In the present case, the evidence presented falls far short of this standard. First, the allegation that W~ was not L~’s biological father is based entirely on hearsay reports—i.e., second- or third-hand reports of what V~ stated — which are generally inadmissible in trial proceedings. There is no information suggesting that W~ and V~ were not cohabiting or engaged in sexual relations at the time of probable conception, nor is there information suggesting that W~ did not hold L~ out as his own child. No actual genetic test results were submitted—let alone tests that would conform to the rigorous statutory requirements. The single hearsay allegation does not correspond with the requirements for rebutting a presumption of paternity.
If this matter is to be further investigated, the following issues should be inquired into:
Is there evidence sufficient to create a strong impression (i.e., that makes it more likely than not) that V~ knew that W~ was not L~’s father? See below (2)(b).
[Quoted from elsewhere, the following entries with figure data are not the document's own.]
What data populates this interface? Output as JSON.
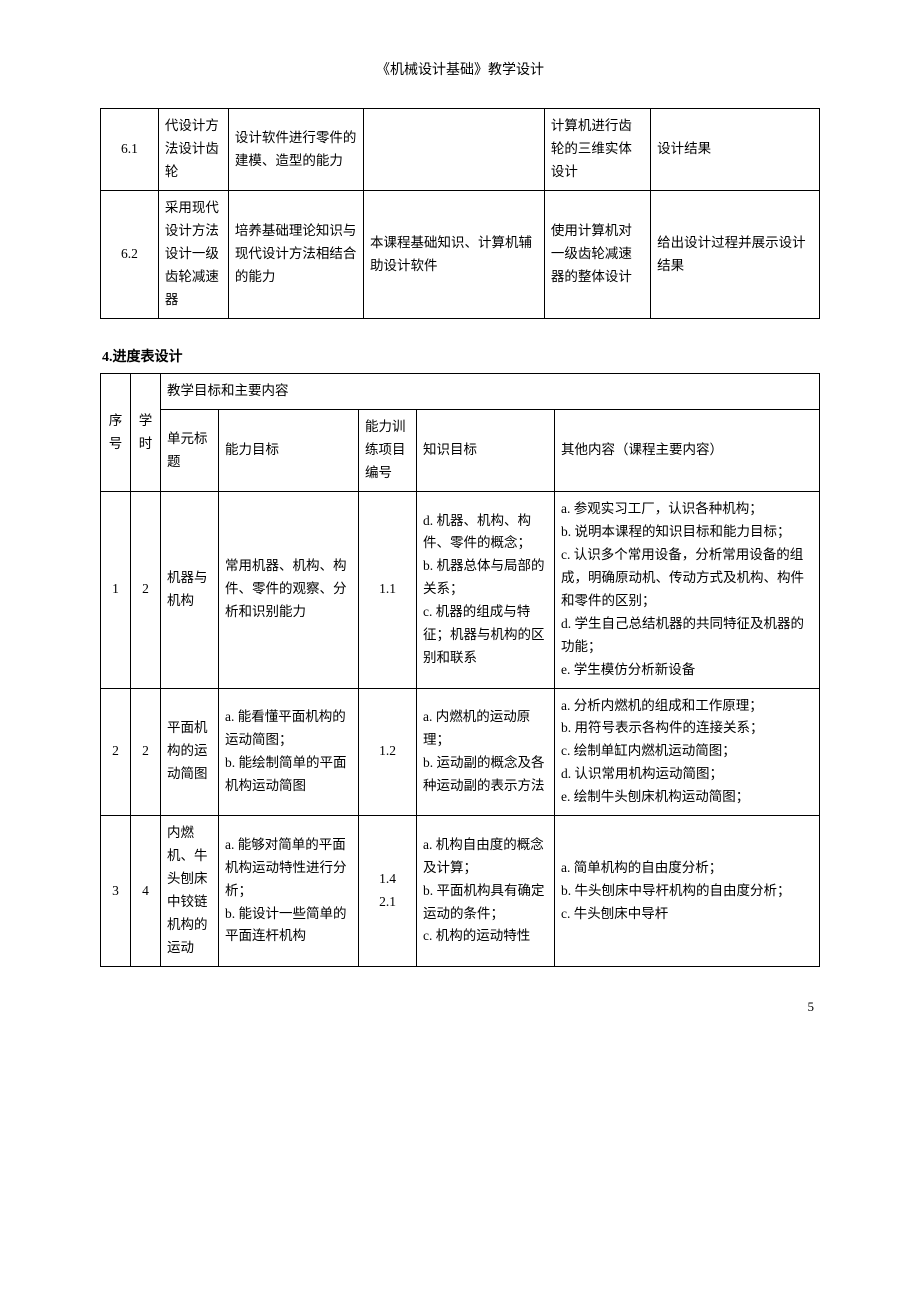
{
  "header": "《机械设计基础》教学设计",
  "page_number": "5",
  "table1": {
    "rows": [
      {
        "no": "6.1",
        "col2": "代设计方法设计齿轮",
        "col3": "设计软件进行零件的建模、造型的能力",
        "col4": "",
        "col5": "计算机进行齿轮的三维实体设计",
        "col6": "设计结果"
      },
      {
        "no": "6.2",
        "col2": "采用现代设计方法设计一级齿轮减速器",
        "col3": "培养基础理论知识与现代设计方法相结合的能力",
        "col4": "本课程基础知识、计算机辅助设计软件",
        "col5": "使用计算机对一级齿轮减速器的整体设计",
        "col6": "给出设计过程并展示设计结果"
      }
    ]
  },
  "section_title": "4.进度表设计",
  "table2": {
    "header": {
      "seq": "序号",
      "hours": "学时",
      "group": "教学目标和主要内容",
      "unit": "单元标题",
      "ability": "能力目标",
      "training": "能力训练项目编号",
      "knowledge": "知识目标",
      "other": "其他内容（课程主要内容）"
    },
    "rows": [
      {
        "seq": "1",
        "hours": "2",
        "unit": "机器与机构",
        "ability": "常用机器、机构、构件、零件的观察、分析和识别能力",
        "training": "1.1",
        "knowledge": "d. 机器、机构、构件、零件的概念；\nb. 机器总体与局部的关系；\nc. 机器的组成与特征；机器与机构的区别和联系",
        "other": "a. 参观实习工厂，认识各种机构；\nb. 说明本课程的知识目标和能力目标；\nc. 认识多个常用设备，分析常用设备的组成，明确原动机、传动方式及机构、构件和零件的区别；\nd. 学生自己总结机器的共同特征及机器的功能；\ne. 学生模仿分析新设备"
      },
      {
        "seq": "2",
        "hours": "2",
        "unit": "平面机构的运动简图",
        "ability": "a. 能看懂平面机构的运动简图；\nb. 能绘制简单的平面机构运动简图",
        "training": "1.2",
        "knowledge": "a. 内燃机的运动原理；\nb. 运动副的概念及各种运动副的表示方法",
        "other": "a. 分析内燃机的组成和工作原理；\nb. 用符号表示各构件的连接关系；\nc. 绘制单缸内燃机运动简图；\nd. 认识常用机构运动简图；\ne. 绘制牛头刨床机构运动简图；"
      },
      {
        "seq": "3",
        "hours": "4",
        "unit": "内燃机、牛头刨床中铰链机构的运动",
        "ability": "a. 能够对简单的平面机构运动特性进行分析；\nb. 能设计一些简单的平面连杆机构",
        "training": "1.4\n2.1",
        "knowledge": "a. 机构自由度的概念及计算；\nb. 平面机构具有确定运动的条件；\nc. 机构的运动特性",
        "other": "a. 简单机构的自由度分析；\nb. 牛头刨床中导杆机构的自由度分析；\nc. 牛头刨床中导杆"
      }
    ]
  }
}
Is there conclusive evidence that W~ is not L~’s father? For example:
Is there genetic testing, sufficient to satisfy the rigors of N.D. Cent. Code §§ 14-20-25 to 14-20-35, showing that W~ could not be L~’s father?
If genetic testing is conflicting or inconclusive, (i) is there evidence showing W~ was sterile at the time L~ must have been conceived; (ii) is there evidence that W~ was constantly absent from V~ the whole period within which L~ must have been conceived; (iii) is there evidence that W~ was present with V~ only under circumstances which made sexual relations impossible; or (iv) is there evidence that V~ was living in adultery continuously during the time L~ must have been conceived and there was no evidence of access by W~?
If both questions (1) and (2) are answered in the affirmative, reopening might be appropriate.
L~ is entitled to child survivor’s benefits on the record of the late W~ because under North Dakota law W~ is the presumptive father. Presently, the evidence submitted does not rebut W~’s presumed paternity or suggest that V~ obtained benefits for L~ based on fraud or similar fault.